Die Busse sind voll, die Gitarren sicher verstaut und die Organisatoren fertig mit den Nerven, aber guten Mutes. Seit Samstag sind rund 50 Rockmusiker aus dem Berliner Stadtteil Prenzlauer Berg auf dem Weg ins ehemaliges Jugoslawien. Acht Tage soll die Tour dauern, am Ostermontag will man zurück sein. Geplant sind Konzerte im kroatischen Pula, in Tuzla sowie beiden Teilen Mostars.

„Berliner Bands für Bosnien“ heißt das Projekt, das auf die Initiative eines 24jährigen Journalisten zurückgeht. Nach dem Dayton-Abkommen sei der Krieg „nur zum Stillstand gekommen“, findet Frank Hofmann, jetzt komme es darauf an, „mit den Mitteln der Kultur ein Stück Normalität zurückzubringen“. Bei abgeschaltetem Mikrophon hat er es auch eine Nummer kleiner. Der Grundgedanke der Tour, wie er sich beim Bier darstellt: Nichts verbindet mehr als eine gute Party – Völkerverständigung im Basismedium Rock 'n' Roll.

Dunckerstraße 14/15, Prenzlauer Berg wie im Klischee: der Putz bröckelt, die Basis werkelt. Hinter einem Schaufenster wird ein Theaterstück geprobt, im Laden daneben trifft sich gerade eine Nachbarschaftsini.

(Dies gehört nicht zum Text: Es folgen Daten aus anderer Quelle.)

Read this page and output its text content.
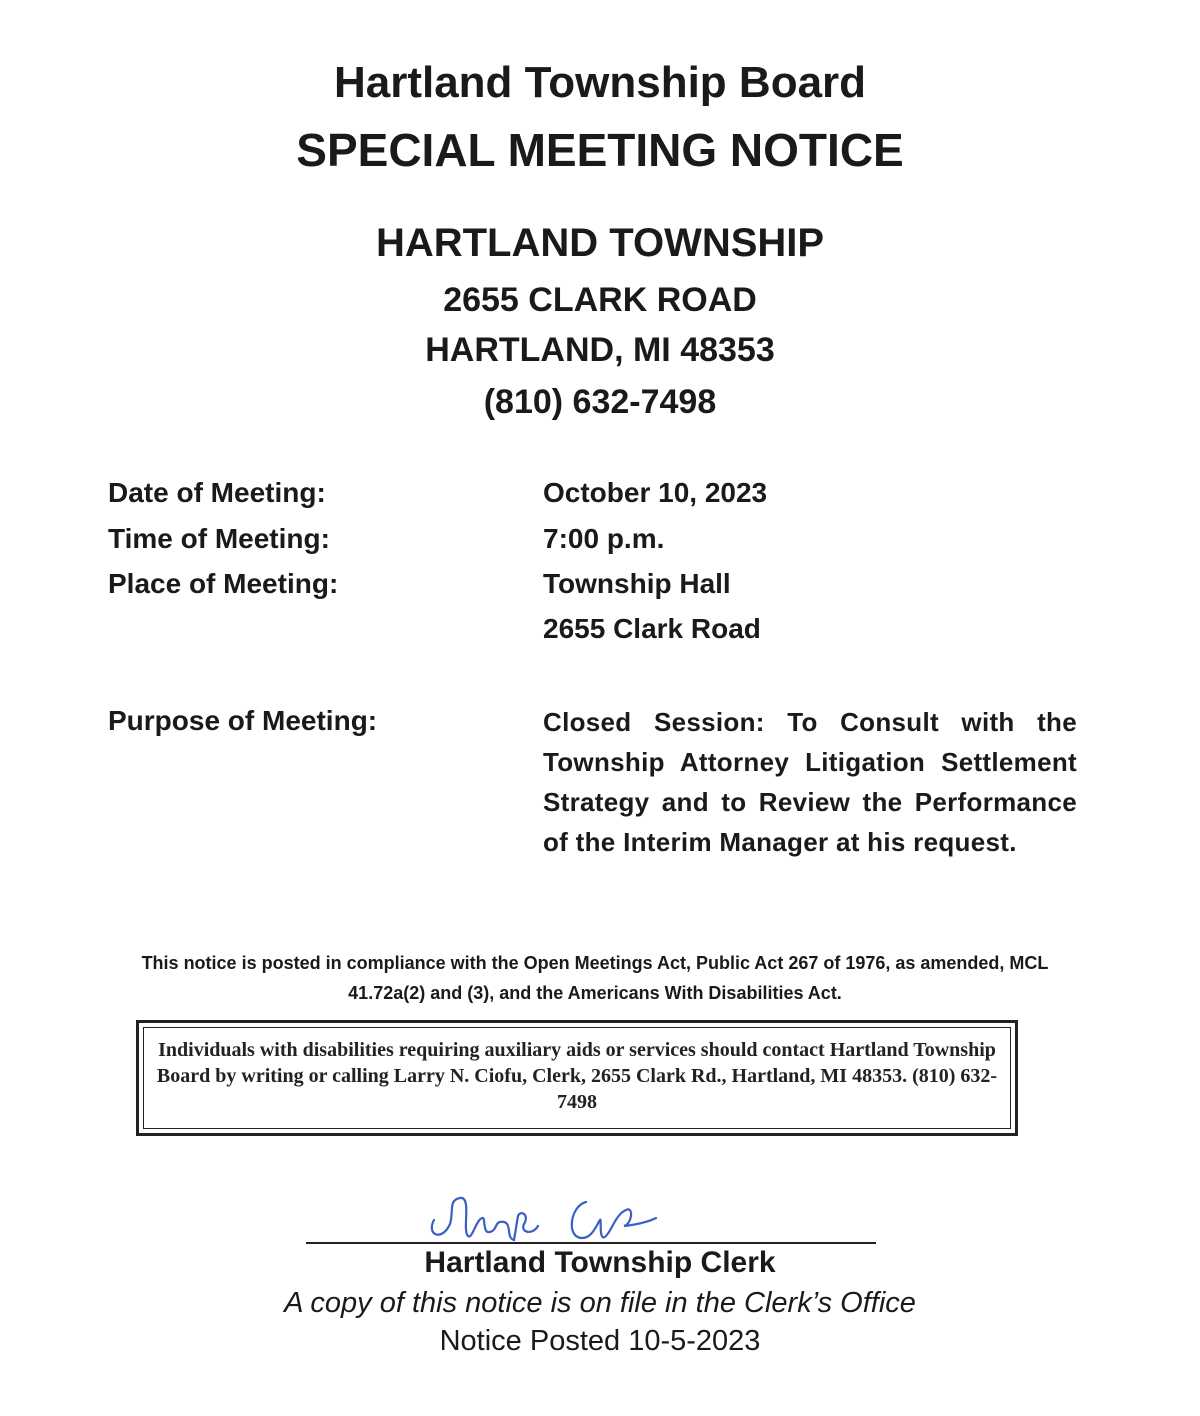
Hartland Township Board
SPECIAL MEETING NOTICE
HARTLAND TOWNSHIP
2655 CLARK ROAD
HARTLAND, MI 48353
(810) 632-7498
Date of Meeting:	October 10, 2023
Time of Meeting:	7:00 p.m.
Place of Meeting:	Township Hall
2655 Clark Road
Purpose of Meeting:	Closed Session: To Consult with the Township Attorney Litigation Settlement Strategy and to Review the Performance of the Interim Manager at his request.
This notice is posted in compliance with the Open Meetings Act, Public Act 267 of 1976, as amended, MCL 41.72a(2) and (3), and the Americans With Disabilities Act.
Individuals with disabilities requiring auxiliary aids or services should contact Hartland Township Board by writing or calling Larry N. Ciofu, Clerk, 2655 Clark Rd., Hartland, MI 48353. (810) 632-7498
Hartland Township Clerk
A copy of this notice is on file in the Clerk’s Office
Notice Posted 10-5-2023
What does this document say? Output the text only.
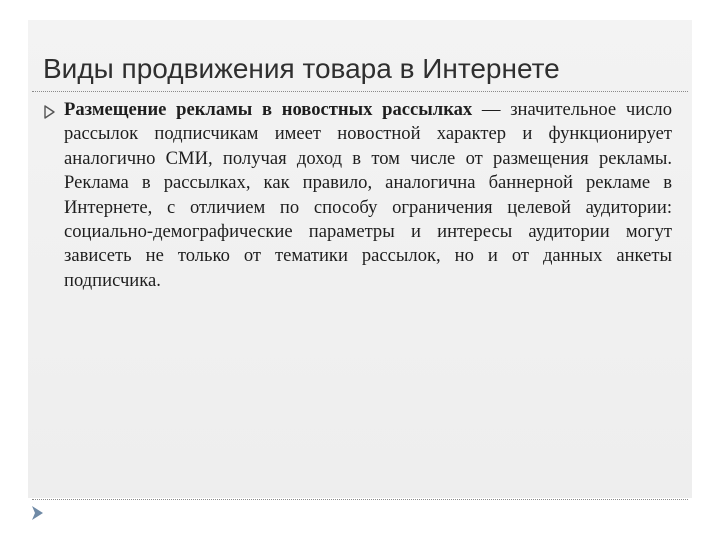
Виды продвижения товара в Интернете

Размещение рекламы в новостных рассылках — значительное число рассылок подписчикам имеет новостной характер и функционирует аналогично СМИ, получая доход в том числе от размещения рекламы. Реклама в рассылках, как правило, аналогична баннерной рекламе в Интернете, с отличием по способу ограничения целевой аудитории: социально-демографические параметры и интересы аудитории могут зависеть не только от тематики рассылок, но и от данных анкеты подписчика.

Im Hinterhaus des ehemals besetzten Komplexes liegt das Büro der „Bands für Bosnien“, das sich beim Betreten als WG-Küche entpuppt: Beatles- Musik aus den Boxen, Anarchie der Brotkrümel, Willy-Brandt-Poster über ungespülten Tassen – ein Seyfried-Traum aus Siebziger-Zeiten, wäre da nicht der Computer. Mit Internet-Anschluß.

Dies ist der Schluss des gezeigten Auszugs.